Nowoczesne okna są coraz bardziej szczelne, co ma związek ich lepszymi właściwościami termoizolacyjnymi. Trudno kwestionować zalety tego rozwiązania, jednak warto sobie uświadomić, że zbyt szczelne okna mogą powodować problemy z wentylacją i wymianą powietrza w naszych domach. Konsekwencją braku przepływu powietrza jest wzrost wilgotności, co może prowadzić do rozwoju pleśni. Przebywanie w źle wentylowanych – a więc niedotlenionych pomieszczeniach powoduje też pogorszenie samopoczucia, zdolności koncentracji, bóle głowy. Żeby rozwiązać ten problem, warto zastanowić się jak działa wentylacja w naszych domach. W większości przypadków jest to wentylacja grawitacyjna. Działa ona w ten sposób, że „zużyte” powietrze – ciepłe i wilgotne ucieka do góry szybami kominowymi, natomiast do pomieszczeń dopływa świeże, które jest chłodniejsze i suche. Z czasem ogrzewa się, unosi do góry i zostaje zastąpione świeżym. Problem w tym, że dopływ świeżego powietrza odbywa się przez… nieszczelności w oknach. W epoce szczelnych okien trzeba więc zadbać o dopływ powietrza. Można to zrobić na dwa sposoby – stosując w oknach nawiewniki lub montując okna z możliwością rozszczelnienia.
Okna z nawiewnikami
Nawiewniki to elementy znajdujące się w ramach okien, które doprowadzają powietrze w sposób ciągły. Nawet jeśli nawiewniki są „zamknięte”, muszą przepuszczać powietrza. Przekrój w pełni otwartego otworu może wynosić przykładowo 4000 mm² i przepływ powietrza od 5 (w pozycji zamkniętej) do 30 m³/h (w pozycji w pełni otwartej).

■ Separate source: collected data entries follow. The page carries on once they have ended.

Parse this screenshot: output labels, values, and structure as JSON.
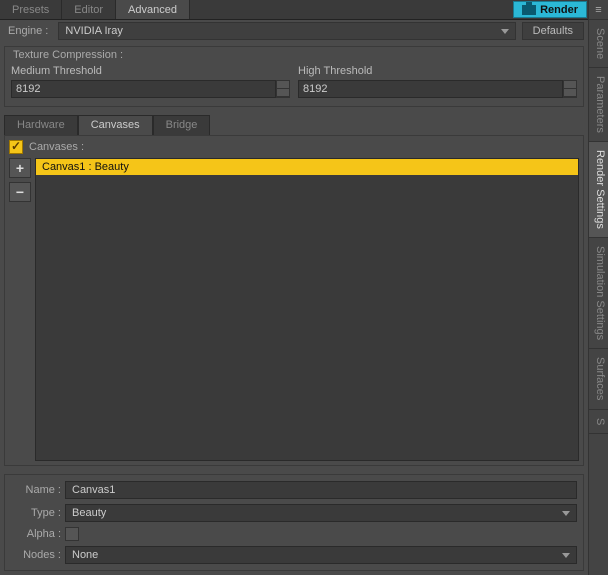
{
  "topbar": {
    "tabs": [
      "Presets",
      "Editor",
      "Advanced"
    ],
    "render_label": "Render"
  },
  "engine": {
    "label": "Engine :",
    "value": "NVIDIA Iray",
    "defaults_label": "Defaults"
  },
  "texcomp": {
    "title": "Texture Compression :",
    "medium_label": "Medium Threshold",
    "medium_value": "8192",
    "high_label": "High Threshold",
    "high_value": "8192"
  },
  "subtabs": [
    "Hardware",
    "Canvases",
    "Bridge"
  ],
  "canvases": {
    "header": "Canvases :",
    "items": [
      "Canvas1 : Beauty"
    ]
  },
  "props": {
    "name_label": "Name :",
    "name_value": "Canvas1",
    "type_label": "Type :",
    "type_value": "Beauty",
    "alpha_label": "Alpha :",
    "nodes_label": "Nodes :",
    "nodes_value": "None"
  },
  "sidetabs": [
    "Scene",
    "Parameters",
    "Render Settings",
    "Simulation Settings",
    "Surfaces",
    "S"
  ]
}
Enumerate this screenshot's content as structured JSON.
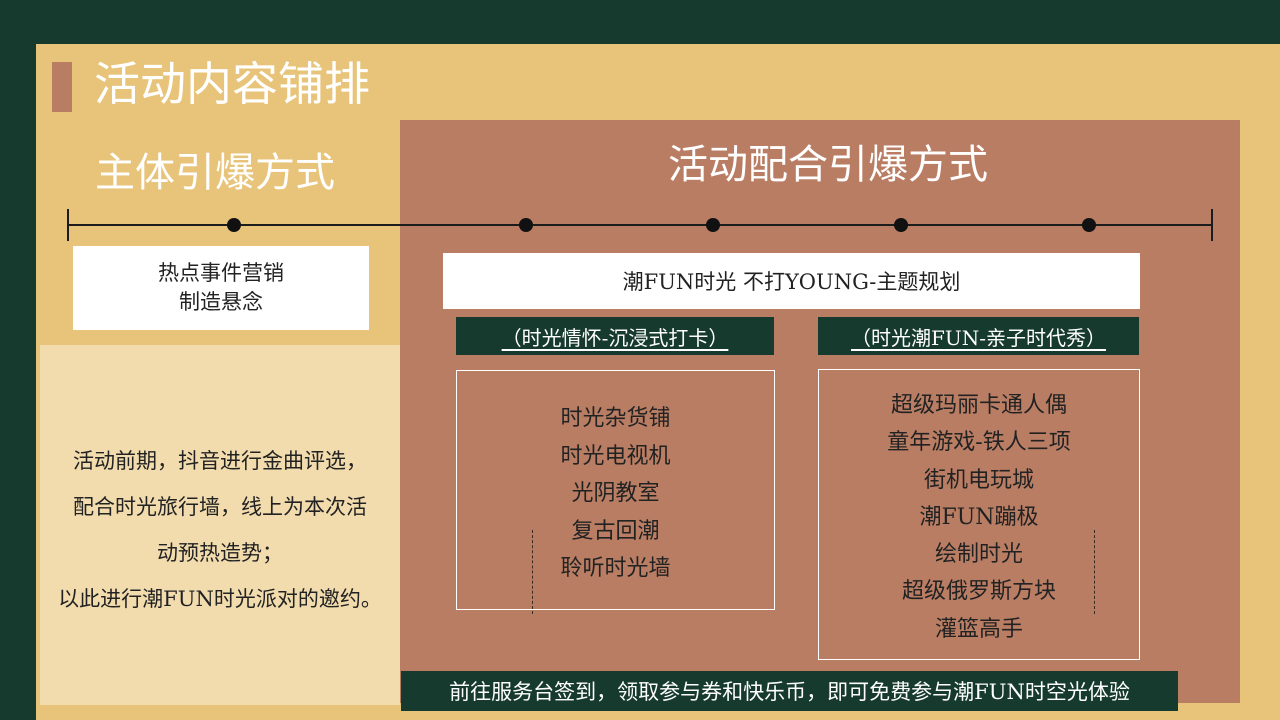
{
  "title": "活动内容铺排",
  "left_heading": "主体引爆方式",
  "right_heading": "活动配合引爆方式",
  "left_box": {
    "line1": "热点事件营销",
    "line2": "制造悬念"
  },
  "left_description": [
    "活动前期，抖音进行金曲评选，",
    "配合时光旅行墙，线上为本次活",
    "动预热造势；",
    "以此进行潮FUN时光派对的邀约。"
  ],
  "theme_bar": "潮FUN时光 不打YOUNG-主题规划",
  "categories": [
    {
      "label": "（时光情怀-沉浸式打卡）",
      "items": [
        "时光杂货铺",
        "时光电视机",
        "光阴教室",
        "复古回潮",
        "聆听时光墙"
      ]
    },
    {
      "label": "（时光潮FUN-亲子时代秀）",
      "items": [
        "超级玛丽卡通人偶",
        "童年游戏-铁人三项",
        "街机电玩城",
        "潮FUN蹦极",
        "绘制时光",
        "超级俄罗斯方块",
        "灌篮高手"
      ]
    }
  ],
  "footer": "前往服务台签到，领取参与券和快乐币，即可免费参与潮FUN时空光体验",
  "colors": {
    "background": "#173a2f",
    "slide": "#e8c47b",
    "panel_brown": "#b97d64",
    "panel_light": "#f2dcae",
    "dark_green": "#173a2f"
  }
}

Nawiewniki okienne mogą być wyposażone w regulację, a nawet sterowane automatycznie w zależności od ciśnienia lub zmiany wilgotności powietrza (tzw. nawiewniki higrosterowane – zwiększają przepływ, kiedy wzrośnie wilgotność powietrza w pomieszczeniu, bo im więcej pary wodnej w powietrzu, tym jest ono bardziej "zużyte").
Zamiast jednego dużego nawiewnika można też zamontować mniejsze mikrowentylatory, których przekrój otworu wynosi ok. 400 mm² (czyli 10 razy mniej niż nawiewnika). To rozwiązanie zapewnia mniejszy przepływ powietrza (rzędu 2 m³/h), dlatego najczęściej montuje się je parami. Przepływ powietrza jest na poziomie zbliżonym do dużego nawiewnika w pozycji „zamkniętej”, a więc jest to niezbędne minimum.
Okna z rozszczelnieniem, czyli mikrowentylacja
Wymiana powietrza jest też możliwa przy rozszczelnieniu okien – to funkcja, którą ma obecnie zdecydowana większość modeli okien. Żeby rozszczelnić okno wystarczy odpowiednio ustawić klamkę.
- To funkcja okucia, która umożliwia minimalne uchylenie okna (maksymalnie na ok. 1 cm). Takie uchylenie w oknie referencyjnym powoduje uzyskanie otworu o powierzchni 27.000 mm², a więc prawie siedmiokrotnie większego niż "duży" nawiewnik i to w stanie pełnego otwarcia. Oczywiście po zamknięciu okna otwór wynosi "0". Można więc tej funkcji używać do doraźnej - szybkiej wentylacji (rozszczelnienie okna na kilka minut), ale na pewno nie spełnia to zadania nawiewnika, który zapewnia ciągły dopływ świeżego powietrza. - wyjaśnia Artur Głuszcz, dyrektor ds. produkcji w firmie MS więcej niż OKNA
Co wybrać – okno z nawiewnikiem, czy rozszczelnieniem?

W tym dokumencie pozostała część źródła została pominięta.